C’est dans quelle dimension surréaliste l’humanité évolue-t-elle ? A qui
profite finalement ce monde ? Pas aux peuples. On peut le dire sans risque
d’être pris à défaut. Les plus courageux des peuples expriment ouvertement le
rejet de ce monde. Les moins courageux le murmurent. Mais tous disent une et
une même chose : ce monde n’est pas sérieux. Il faut opérer la rupture
avec lui. Donald Trump a su parler aux Américains. Il a su capitaliser leurs
craintes et porter leurs espoirs. N’en déplaisent aux idéologues des temps
finissants qui qualifient la démarche victorieuse de Trump de populisme. Ce
n’est pas le discours de Trump qui est mauvais. C’est le système qui n’inspire
plus confiance. L’establishment mondial ne s’en rend pas compte ou feint
de ne pas le voir venir, pourtant, en vérité, son
« monde » s’effondre. Les peuples échappent au système. La guerre
sémantique n’y changera rien. C’est la plus grande leçon de l’élection de
Donald Trump pour les Africains.
II/ Les Anglais et les Américains
interpellent l’Afrique
La faiblesse du
leadership africain réside essentiellement dans son manque d’originalité.
Consommateur sans limites des schémas exotériques, le leadership en Afrique
manque de créativité. Au moment où les peuples du système rejettent ledit
système, c’est maintenant qu’il retrouve toutes ses couleurs en Afrique. La
mondialisation trouve un terrain favorable en Afrique au moment où
l’on lui ferme les frontières ailleurs. Notre Continent qui a adopté
mutatis mutandis le schéma de développement de l’ordre dominant doit tirer les
leçons de l’échec de celui-ci. Si les dirigeants ne peuvent le comprendre, les
peuples, eux, ont suffisamment d’exemples pour se rebeller contre ce système.

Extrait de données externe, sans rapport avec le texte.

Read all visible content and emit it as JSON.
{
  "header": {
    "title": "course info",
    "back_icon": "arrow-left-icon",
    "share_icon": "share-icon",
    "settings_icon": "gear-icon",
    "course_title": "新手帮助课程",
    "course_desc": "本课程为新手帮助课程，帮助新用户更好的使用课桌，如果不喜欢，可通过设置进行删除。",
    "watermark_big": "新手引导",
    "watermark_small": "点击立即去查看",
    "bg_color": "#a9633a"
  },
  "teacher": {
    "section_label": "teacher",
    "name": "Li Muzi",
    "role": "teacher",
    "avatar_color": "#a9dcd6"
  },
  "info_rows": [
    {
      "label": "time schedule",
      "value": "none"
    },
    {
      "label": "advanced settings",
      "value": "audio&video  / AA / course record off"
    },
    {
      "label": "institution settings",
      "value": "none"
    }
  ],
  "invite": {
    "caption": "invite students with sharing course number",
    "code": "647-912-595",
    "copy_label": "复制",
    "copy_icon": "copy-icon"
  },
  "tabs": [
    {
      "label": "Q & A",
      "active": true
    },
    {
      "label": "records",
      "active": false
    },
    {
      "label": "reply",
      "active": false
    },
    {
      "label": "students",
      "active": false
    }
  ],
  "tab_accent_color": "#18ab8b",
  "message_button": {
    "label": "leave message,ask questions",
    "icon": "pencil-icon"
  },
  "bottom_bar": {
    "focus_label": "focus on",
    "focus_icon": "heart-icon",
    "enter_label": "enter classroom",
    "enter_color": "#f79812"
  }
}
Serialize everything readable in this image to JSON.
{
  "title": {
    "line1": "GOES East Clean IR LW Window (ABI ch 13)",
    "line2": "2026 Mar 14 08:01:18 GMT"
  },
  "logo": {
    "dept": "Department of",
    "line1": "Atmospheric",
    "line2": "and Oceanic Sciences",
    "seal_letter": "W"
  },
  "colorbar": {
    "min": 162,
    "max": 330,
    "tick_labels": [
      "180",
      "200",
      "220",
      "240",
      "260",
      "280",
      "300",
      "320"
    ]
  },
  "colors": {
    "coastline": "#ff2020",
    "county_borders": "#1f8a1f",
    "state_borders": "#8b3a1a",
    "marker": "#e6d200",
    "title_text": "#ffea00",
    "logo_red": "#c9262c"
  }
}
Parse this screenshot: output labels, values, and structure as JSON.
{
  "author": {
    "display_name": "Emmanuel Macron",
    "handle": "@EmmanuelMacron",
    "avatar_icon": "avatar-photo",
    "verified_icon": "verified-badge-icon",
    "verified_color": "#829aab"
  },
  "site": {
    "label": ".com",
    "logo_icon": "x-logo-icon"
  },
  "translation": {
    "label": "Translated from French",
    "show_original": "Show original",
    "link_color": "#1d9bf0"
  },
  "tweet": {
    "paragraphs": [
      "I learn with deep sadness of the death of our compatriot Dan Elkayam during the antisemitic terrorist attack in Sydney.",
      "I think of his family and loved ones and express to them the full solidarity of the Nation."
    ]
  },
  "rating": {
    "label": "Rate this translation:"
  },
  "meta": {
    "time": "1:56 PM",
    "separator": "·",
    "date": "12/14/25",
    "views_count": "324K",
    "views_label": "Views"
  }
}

Un monde s’effondre. Il donnera naissance inévitablement à un autre. Le
Continent africain a l’opportunité unique de son histoire de participer, en
tant qu’acteur et non spectateur, à l’élaboration de l’ordre naissant. C’est
pourquoi, des initiatives comme la Constitution imposée par le gouvernement ivoirien
au peuple doivent être combattues. C’est de la responsabilité du peuple qui a
besoin, pour ce faire, d’un leadership de rupture. L’élimination progressive du
peuple ivoirien en tant que composante sociale de l’humanité avec ses
particularités, au nom de la mondialisation qui s’essouffle ailleurs, est une
faute grave. Notre pays ne peut se donner le luxe de recycler les valeurs
finissantes ou éteintes ; surtout quand lesdites valeurs enchaînent le
sort du peuple africain.
Personnellement,
je n’attends rien de l’élection de Trump à la tête des USA, tout comme je
n’attendais pas plus, de celle d’Hilary Clinton. Trump a été élu par les
Américains pour gérer les problèmes américains. Je tire seulement la
satisfaction de ce qu’aucun système ne peut soumettre définitivement le peuple.
Les media, plutôt adeptes de la cartomancie que de l’information, ont tout fait
pour aligner le peuple américain sur leurs prédictions par des sondages
orientés et par une présentation manichéenne des choses, mais le peuple américain
ne s’est pas laissé abuser.
Depuis 2000, les
mêmes réseaux de mages, à la recherche de leur étoile divine dans le ciel
ivoirien, essaient de soumettre le peuple de Côte d’Ivoire en vain. Depuis
2011, le système tient en otage le Président Laurent Gbagbo à la CPI, il
noyaute le parti de ce dernier en Côte d’Ivoire. C’est pourquoi, la plus petite
victoire gagnée contre ledit système est également mienne. Le moindre coup
porté contre ce système me soulage. Peu importe la qualité de la main qui porte
ce coup. Or, le coup de Donald Trump est énorme. En attendant que
l’espoir qu’il suscite ne se transforme en mirage, je ne peux me priver de m’en
délecter pour le moment.
Le système donné
comme infaillible est, en fait, un tigre en papier qui n’effraie que ceux
qui n’ont pas confiance en eux-mêmes. Le seul maître de l’humanité reste
l’Homme. Tout système qui le méprise s’écroule de lui-même.
Le poisson
pourrit par la tête, dit l’adage. Le poisson de la mondialisation avilissante
pour l’Homme a entamé son pourrissement par sa tête : les USA.
Espérons
seulement que le « monde » comprenne enfin qu’il a fait fausse route.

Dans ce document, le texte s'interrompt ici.